On August 7 in San Francisco, I'll be co-facilitating a discussion about Conscious Capitalism®
. John Mackey, CEO of Whole Foods Market, is the champion of this project, and for the past few months, groups in San Francisco, Austin, and New York have been actively discussing the concepts behind it, sponsored by FLOW: Liberating the Entrepreneurial Spirit for Good
Capitalism, the process whereby capital is mobilized to produce goods and services for people, can be practiced either consciously or unconsciously. The proponents of Conscious Capitalism believe that capital should be mobilized on behalf of making the world a better place, and work to support those who aspire to do so.
According to Mackey, "Businesses and corporations are seen as greedy, selfish, and evil... Business needs to become holistic and integral with deeper, more comprehensive purposes... If business owners/entrepreneurs begin to... manage their business more consciously for the well-being of all their major stakeholders while fulfilling their highest business purpose, then I believe that we would begin to see the hostility towards capitalism and business disappear."

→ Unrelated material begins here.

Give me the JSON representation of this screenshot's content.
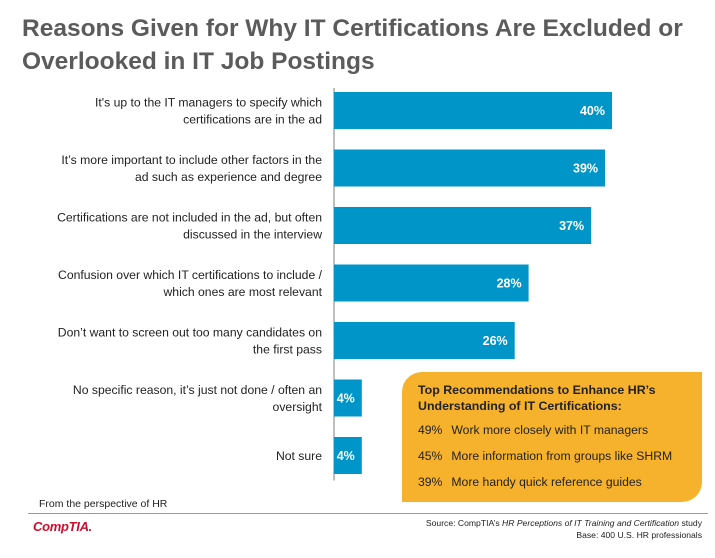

In Mackey's white paper on Conscious Capitalism
, he points out that the purpose of business is not just to maximize profits for the investors, as the economists would tell us. The entrepreneurs who found a business determine its purpose, not investors or lawyers or politicians. In Mackey's experience -- and mine -- maximizing profits is not the primary reason any entrepreneur builds a business. In fact, many of us start businesses with the express purpose of improving the world we live in. It is not only possible, but more common than you might think, to operate a business that makes the world better while earning a reasonable profit for its owners.
The key to being a fully conscious entrepreneur, according to Mackey, is to honor all the stakeholders in a business equally: owners, investors, employees, customers, suppliers, the community, and the environment. It might seem that the impact of such a holistic approach would be to depress profits, but in fact, this isn't necessarily true. Mackey cites a fascinating study of 30 publicly-traded companies managed according to this conscious, holistic paradigm. Over a period of ten years, these companies outperformed the S&P 500 by a ratio of nine to one.
The San Francisco Conscious Capitalism group
this month will be discussing the topic "The Conscious Capitalism Business Plan: What is it? What goes into it? How is it different?" If you join us, expect a lively small group discussion, with plenty of time for your own contributions and questions.
Can capitalism become conscious? Here's what Mackey says: "...businesses have endless opportunities to attempt to do good in the world... if done consciously, on an ongoing basis by individuals and corporations around the world, would help push humanity into an era of accelerated progress that would be unprecedented in world history. That is what...Conscious Capitalism really means."